Portugal is getting a new foreign minister, finance minister and defense minister as the center-left Socialist Party prepares for its third straight term in government, with blunders and missteps marking the run-up to its swearing-in.
The Socialists won January’s general election in a landslide, capturing 119 seats in the 230-seat parliament for a four-year term.
António Costa, the Socialist Party leader who has been prime minister since 2015, was due to present the names of his new Cabinet members to Portugal’s president at an audience late Wednesday.
But the names were leaked to the media several hours before the audience, which the head of state — a former leader of the main opposition Social Democratic Party — then abruptly canceled. Costa denied the leak had come from his office.
That embarrassment came after a snafu over voting from abroad in the Jan. 30 ballot forced a rerun of mail-in votes cast by Portuguese living in the rest of Europe and delayed the new government’s swearing-in until March 30.
Red-faced officials have admitted the 2022 state budget — seen as key to relaunching the economy after the COVID-19 pandemic and amid economic fallout from the war in Ukraine — may be approved by parliament only in June.
Costa, who is widely expected to take up a high-profile international post before his term ends, has burnished his liberal credentials by appointing more women than men to his 17-member Cabinet in a first for Portugal.
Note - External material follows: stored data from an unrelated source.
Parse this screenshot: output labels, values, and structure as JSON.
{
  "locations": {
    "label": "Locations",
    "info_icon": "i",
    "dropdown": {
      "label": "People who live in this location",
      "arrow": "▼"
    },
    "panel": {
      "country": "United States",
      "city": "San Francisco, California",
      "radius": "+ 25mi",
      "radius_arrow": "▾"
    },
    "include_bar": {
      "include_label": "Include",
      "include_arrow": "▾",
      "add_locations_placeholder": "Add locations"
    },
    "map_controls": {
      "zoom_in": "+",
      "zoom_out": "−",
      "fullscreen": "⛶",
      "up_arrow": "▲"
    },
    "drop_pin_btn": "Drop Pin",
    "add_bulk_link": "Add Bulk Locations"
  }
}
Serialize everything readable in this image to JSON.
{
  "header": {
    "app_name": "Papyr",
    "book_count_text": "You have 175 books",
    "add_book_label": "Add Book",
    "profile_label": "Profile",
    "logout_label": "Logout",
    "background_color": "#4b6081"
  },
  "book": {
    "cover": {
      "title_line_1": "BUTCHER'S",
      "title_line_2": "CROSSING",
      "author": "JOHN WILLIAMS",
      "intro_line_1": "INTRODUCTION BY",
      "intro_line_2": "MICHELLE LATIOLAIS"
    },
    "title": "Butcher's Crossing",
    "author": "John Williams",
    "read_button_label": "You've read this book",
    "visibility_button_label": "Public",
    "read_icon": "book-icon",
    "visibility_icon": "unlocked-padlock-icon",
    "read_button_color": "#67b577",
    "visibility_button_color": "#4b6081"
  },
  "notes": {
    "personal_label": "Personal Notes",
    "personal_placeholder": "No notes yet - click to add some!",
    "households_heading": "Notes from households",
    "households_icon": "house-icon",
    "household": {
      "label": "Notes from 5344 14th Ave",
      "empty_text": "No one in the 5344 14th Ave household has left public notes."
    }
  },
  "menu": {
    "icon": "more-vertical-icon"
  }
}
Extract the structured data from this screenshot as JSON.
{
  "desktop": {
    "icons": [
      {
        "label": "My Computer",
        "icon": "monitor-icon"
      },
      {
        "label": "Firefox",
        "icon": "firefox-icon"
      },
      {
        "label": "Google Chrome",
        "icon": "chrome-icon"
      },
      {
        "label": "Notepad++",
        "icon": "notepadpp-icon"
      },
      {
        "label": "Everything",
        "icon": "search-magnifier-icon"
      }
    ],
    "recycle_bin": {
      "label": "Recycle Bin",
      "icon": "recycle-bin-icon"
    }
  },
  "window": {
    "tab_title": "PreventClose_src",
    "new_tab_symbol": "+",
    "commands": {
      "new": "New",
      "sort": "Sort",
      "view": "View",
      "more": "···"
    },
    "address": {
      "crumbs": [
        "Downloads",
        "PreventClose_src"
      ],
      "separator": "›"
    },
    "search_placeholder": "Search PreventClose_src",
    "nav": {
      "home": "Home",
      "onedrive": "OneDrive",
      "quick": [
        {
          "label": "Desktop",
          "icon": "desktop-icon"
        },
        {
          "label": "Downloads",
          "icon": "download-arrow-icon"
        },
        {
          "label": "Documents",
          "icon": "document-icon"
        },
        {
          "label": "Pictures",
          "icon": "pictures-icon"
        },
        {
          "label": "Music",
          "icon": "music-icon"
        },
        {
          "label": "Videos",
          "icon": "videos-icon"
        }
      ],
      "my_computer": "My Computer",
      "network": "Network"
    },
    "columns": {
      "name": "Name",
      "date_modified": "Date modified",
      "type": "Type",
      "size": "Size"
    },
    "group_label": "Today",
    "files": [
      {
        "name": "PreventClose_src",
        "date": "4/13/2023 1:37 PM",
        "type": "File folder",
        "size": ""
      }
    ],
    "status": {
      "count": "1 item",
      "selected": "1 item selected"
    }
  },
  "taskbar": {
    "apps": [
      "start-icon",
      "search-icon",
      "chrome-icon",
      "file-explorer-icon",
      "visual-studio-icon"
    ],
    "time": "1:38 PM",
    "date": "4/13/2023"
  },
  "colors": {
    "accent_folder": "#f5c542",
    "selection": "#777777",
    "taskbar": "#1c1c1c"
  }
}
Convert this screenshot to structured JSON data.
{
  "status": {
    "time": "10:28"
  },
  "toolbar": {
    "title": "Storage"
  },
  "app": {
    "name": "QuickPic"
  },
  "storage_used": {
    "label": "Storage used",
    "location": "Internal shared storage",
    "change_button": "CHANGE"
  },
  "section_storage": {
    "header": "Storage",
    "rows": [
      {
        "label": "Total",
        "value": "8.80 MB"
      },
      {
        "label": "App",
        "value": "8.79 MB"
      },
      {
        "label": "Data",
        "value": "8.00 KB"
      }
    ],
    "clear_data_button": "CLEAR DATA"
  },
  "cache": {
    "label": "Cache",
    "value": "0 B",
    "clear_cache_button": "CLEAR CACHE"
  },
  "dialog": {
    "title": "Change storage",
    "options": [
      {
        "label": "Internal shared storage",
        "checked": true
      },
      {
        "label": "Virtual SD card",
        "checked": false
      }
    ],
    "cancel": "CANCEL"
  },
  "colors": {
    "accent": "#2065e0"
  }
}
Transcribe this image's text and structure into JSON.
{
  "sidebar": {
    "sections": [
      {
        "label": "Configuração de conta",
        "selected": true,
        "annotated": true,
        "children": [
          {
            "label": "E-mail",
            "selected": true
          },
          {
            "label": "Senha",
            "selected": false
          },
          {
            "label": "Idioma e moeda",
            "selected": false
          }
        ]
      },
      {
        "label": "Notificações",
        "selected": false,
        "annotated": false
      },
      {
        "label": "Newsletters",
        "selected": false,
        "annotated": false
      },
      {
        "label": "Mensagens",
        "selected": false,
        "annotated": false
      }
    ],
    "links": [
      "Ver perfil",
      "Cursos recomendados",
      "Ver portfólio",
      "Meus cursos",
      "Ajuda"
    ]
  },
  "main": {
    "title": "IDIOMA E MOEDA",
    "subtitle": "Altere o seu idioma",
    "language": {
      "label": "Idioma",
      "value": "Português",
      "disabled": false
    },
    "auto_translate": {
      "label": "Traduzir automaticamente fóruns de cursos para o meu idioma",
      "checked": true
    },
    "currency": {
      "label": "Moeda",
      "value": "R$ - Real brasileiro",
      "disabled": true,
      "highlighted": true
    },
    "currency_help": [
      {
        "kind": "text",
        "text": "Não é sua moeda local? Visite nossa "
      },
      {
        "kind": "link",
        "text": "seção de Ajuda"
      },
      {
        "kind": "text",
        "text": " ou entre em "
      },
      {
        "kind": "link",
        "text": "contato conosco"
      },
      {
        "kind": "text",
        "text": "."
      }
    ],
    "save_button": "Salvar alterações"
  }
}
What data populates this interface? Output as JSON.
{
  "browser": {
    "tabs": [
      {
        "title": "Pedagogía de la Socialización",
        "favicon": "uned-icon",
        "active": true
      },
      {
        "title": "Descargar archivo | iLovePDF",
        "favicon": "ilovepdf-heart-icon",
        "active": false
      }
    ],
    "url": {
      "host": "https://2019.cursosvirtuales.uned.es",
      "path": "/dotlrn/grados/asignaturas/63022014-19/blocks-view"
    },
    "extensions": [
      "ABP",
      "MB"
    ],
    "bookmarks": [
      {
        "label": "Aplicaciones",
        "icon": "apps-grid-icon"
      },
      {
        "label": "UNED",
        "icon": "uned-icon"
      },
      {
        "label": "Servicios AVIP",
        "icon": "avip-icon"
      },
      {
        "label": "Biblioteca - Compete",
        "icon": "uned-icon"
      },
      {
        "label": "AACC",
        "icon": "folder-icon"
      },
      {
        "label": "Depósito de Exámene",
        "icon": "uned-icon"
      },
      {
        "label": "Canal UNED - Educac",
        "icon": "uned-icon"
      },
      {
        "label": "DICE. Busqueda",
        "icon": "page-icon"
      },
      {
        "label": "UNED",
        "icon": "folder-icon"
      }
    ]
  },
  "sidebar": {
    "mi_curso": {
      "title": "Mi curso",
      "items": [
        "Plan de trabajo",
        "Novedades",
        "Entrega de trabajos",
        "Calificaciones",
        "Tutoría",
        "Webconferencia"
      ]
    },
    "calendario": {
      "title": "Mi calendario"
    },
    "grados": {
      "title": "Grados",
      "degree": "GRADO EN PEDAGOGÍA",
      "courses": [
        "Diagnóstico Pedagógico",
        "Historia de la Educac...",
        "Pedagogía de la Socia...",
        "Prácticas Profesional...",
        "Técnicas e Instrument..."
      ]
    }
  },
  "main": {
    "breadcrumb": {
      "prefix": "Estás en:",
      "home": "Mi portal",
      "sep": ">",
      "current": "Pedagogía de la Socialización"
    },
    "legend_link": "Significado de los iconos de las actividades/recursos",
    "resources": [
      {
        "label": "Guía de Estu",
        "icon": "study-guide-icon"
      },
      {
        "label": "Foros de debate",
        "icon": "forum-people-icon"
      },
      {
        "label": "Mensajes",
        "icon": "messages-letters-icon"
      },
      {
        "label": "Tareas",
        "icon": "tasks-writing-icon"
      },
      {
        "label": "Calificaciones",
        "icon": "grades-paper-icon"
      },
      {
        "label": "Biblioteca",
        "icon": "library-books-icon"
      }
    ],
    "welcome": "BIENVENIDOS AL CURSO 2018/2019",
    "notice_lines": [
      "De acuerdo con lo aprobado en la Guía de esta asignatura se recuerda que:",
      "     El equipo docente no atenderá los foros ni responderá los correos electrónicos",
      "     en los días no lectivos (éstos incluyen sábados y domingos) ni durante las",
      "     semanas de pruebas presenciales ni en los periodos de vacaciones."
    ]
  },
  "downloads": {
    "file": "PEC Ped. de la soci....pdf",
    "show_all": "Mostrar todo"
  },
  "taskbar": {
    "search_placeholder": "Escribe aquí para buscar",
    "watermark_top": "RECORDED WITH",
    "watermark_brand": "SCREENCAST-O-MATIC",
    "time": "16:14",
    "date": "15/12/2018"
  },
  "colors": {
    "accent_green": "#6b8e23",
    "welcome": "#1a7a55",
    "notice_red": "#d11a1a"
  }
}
The Cabinet has nine women.
The defense minister will be a woman for the first time, as Helena Carreiras moves over from her post as head of the National Defense Institute, a government agency.
She replaces João Gomes Cravinho, who moves to foreign minister in place of Augusto Santos Silva.
Santos Silva becomes speaker of parliament and is tipped to make a run as the Socialist candidate for president of Portugal.
Fernando Medina, a former mayor of the capital, Lisbon, is the new finance minister. He has little experience in national public finances but is one of Costa’s close political allies and potentially a future party leader.
Medina lost his job in last year's municipal elections after admitting that Lisbon City Council had shared the personal details of Lisbon-based dissidents and protesters with foreign embassies, including those of Russia and Israel.
In its previous two terms the Socialists have ruled as a minority government, requiring the support in parliamentary voting of their left-of-center allies, but they now have enough seats to push through legislation without any backing.